Overall, 419 patients were randomized and 366 (87%) completed treatment. The median decrease in PSG WASO (double-blind average) was 20.5 min for placebo, and 52.0 min and 53.6 min for the 3.0- and 4.5-mg esmirtazapine groups, respectively (P < 0.0001 vs. placebo for both doses). Changes in the other PSG parameters and in all patient-reported parameters were also statistically significant with both doses versus placebo. Overall, 35-42% of esmirtazapine-treated patients had adverse events (AEs) versus 29% in the placebo group. AEs were mild or moderate in most esmirtazapine-treated patients. Furthermore, the incidence of AEs leading to discontinuation was low (<8%).

CONCLUSIONS

Six weeks of treatment with esmirtazapine was associated with consistent improvements in objective and patient-reported parameters of sleep onset, maintenance, and duration. It was generally well tolerated, and residual daytime effects were minimal and no rebound insomnia was observed.

摘要

目的

评估依米氮平(Org 50081)作为一种对5-羟色胺5-HT2A和组胺-1受体具有高亲和力的药物治疗失眠的潜力。

方法

在这项为期6周的双盲、随机、多导睡眠图(PSG)研究中,患有原发性失眠的成年人接受依米氮平(3.0或4.5毫克)或安慰剂治疗。终点指标包括入睡后清醒时间(WASO)(主要指标)、持续睡眠潜伏期和总睡眠时间。还评估了患者报告的参数,包括睡眠质量和对睡眠时间的满意度。还评估了残余日间效应和反弹性失眠(治疗结束后单盲安慰剂停药周期间的睡眠参数)。

结果

总体而言,419名患者被随机分组,366名(87%)完成治疗。
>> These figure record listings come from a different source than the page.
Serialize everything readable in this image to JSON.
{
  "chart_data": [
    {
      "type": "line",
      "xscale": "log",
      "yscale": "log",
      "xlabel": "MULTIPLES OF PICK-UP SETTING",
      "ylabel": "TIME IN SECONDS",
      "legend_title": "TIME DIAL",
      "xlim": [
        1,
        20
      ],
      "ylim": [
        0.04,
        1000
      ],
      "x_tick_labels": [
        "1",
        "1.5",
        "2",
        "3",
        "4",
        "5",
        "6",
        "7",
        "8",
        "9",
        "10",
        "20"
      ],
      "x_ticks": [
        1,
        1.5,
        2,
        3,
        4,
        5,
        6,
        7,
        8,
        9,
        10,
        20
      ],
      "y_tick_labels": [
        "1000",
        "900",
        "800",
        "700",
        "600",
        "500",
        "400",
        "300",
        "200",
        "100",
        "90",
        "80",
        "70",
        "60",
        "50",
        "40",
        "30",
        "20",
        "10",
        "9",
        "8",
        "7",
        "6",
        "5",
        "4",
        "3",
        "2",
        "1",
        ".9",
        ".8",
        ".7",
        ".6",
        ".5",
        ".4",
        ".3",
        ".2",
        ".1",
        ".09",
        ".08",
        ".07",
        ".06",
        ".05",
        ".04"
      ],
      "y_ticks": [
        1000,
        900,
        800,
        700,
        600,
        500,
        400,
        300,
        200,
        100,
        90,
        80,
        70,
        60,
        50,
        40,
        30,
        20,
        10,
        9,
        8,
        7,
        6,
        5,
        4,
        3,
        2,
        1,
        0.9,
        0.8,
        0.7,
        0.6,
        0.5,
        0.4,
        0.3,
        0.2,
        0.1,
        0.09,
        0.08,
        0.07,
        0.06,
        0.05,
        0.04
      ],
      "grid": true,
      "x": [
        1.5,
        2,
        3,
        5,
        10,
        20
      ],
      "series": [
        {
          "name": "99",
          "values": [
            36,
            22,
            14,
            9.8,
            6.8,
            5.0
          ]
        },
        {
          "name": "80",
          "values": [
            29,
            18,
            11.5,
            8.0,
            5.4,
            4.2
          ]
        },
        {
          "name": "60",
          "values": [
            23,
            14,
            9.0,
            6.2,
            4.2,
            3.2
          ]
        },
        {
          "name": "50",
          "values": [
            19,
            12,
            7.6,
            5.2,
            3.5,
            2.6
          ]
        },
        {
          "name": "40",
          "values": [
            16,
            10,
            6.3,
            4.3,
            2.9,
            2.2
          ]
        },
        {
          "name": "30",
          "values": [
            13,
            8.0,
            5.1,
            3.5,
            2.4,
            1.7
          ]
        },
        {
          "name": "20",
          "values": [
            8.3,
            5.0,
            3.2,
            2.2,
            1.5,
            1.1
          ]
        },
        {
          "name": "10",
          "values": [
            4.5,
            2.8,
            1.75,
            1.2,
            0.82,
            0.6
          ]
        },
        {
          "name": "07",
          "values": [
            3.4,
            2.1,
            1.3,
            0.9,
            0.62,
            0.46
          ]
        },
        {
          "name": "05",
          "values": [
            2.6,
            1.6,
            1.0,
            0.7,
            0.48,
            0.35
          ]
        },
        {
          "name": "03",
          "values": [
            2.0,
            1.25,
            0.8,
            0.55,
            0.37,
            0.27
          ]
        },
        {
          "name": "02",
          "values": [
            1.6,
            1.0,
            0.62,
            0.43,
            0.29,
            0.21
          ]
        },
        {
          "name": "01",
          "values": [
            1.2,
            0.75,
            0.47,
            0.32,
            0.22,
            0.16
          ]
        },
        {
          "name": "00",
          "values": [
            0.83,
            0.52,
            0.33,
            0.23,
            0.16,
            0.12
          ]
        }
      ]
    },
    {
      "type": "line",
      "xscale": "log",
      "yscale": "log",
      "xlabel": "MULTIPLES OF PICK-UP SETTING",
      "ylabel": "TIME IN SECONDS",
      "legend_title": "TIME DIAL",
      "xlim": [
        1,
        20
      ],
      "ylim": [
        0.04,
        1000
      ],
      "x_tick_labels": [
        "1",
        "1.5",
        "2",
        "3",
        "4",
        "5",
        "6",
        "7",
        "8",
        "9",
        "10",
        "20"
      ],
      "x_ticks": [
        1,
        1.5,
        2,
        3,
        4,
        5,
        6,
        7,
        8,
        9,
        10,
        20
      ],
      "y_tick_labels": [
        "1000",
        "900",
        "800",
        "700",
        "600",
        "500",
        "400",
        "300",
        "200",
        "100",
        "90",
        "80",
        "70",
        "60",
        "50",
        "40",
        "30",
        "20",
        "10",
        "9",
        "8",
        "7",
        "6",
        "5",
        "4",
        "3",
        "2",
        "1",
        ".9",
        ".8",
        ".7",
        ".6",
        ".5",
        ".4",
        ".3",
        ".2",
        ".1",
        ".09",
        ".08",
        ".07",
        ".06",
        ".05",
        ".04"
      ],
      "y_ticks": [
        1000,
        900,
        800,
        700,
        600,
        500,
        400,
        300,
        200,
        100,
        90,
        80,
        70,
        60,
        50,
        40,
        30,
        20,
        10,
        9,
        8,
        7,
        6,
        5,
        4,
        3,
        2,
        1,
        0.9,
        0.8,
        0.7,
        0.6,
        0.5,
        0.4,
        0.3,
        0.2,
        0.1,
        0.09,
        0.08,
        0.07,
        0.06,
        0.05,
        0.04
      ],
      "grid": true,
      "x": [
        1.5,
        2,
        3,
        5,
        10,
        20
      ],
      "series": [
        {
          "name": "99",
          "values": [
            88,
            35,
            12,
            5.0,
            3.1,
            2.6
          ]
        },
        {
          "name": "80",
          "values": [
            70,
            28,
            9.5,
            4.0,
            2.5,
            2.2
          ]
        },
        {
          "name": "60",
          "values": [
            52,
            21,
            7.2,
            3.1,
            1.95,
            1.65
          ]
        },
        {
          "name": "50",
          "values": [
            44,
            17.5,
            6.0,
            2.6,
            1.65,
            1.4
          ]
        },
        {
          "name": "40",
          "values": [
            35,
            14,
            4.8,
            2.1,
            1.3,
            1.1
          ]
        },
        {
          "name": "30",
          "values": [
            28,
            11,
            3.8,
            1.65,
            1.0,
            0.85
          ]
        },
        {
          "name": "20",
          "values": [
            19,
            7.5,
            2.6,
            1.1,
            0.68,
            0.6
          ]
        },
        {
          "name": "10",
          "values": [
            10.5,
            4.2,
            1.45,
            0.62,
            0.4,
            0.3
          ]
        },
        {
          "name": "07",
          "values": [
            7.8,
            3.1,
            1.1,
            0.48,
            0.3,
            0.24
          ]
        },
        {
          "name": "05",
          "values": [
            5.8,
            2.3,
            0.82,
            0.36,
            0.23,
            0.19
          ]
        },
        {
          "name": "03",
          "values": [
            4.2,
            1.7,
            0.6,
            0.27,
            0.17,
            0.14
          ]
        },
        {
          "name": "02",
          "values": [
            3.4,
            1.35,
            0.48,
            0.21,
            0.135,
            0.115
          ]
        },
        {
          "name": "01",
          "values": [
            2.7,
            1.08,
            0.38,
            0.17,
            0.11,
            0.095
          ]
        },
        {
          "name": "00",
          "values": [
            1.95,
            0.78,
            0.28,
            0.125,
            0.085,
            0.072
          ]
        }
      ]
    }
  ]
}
安慰剂组PSG的WASO中位数下降(双盲平均值)为20.5分钟,3.0毫克和4.5毫克依米氮平组分别为52.0分钟和53.6分钟(两种剂量与安慰剂相比,P均<0.0001)。两种剂量与安慰剂相比,其他PSG参数和所有患者报告参数的变化也具有统计学意义。总体而言,依米氮平治疗的患者中有35%-42%发生不良事件(AE),而安慰剂组为29%。大多数接受依米氮平治疗的患者的AE为轻度或中度。此外,导致停药的AE发生率较低(<8%)。

结论

依米氮平治疗6周与入睡、维持睡眠和睡眠时间的客观指标及患者报告指标的持续改善相关。其耐受性总体良好,残余日间效应极小,未观察到反弹性失眠。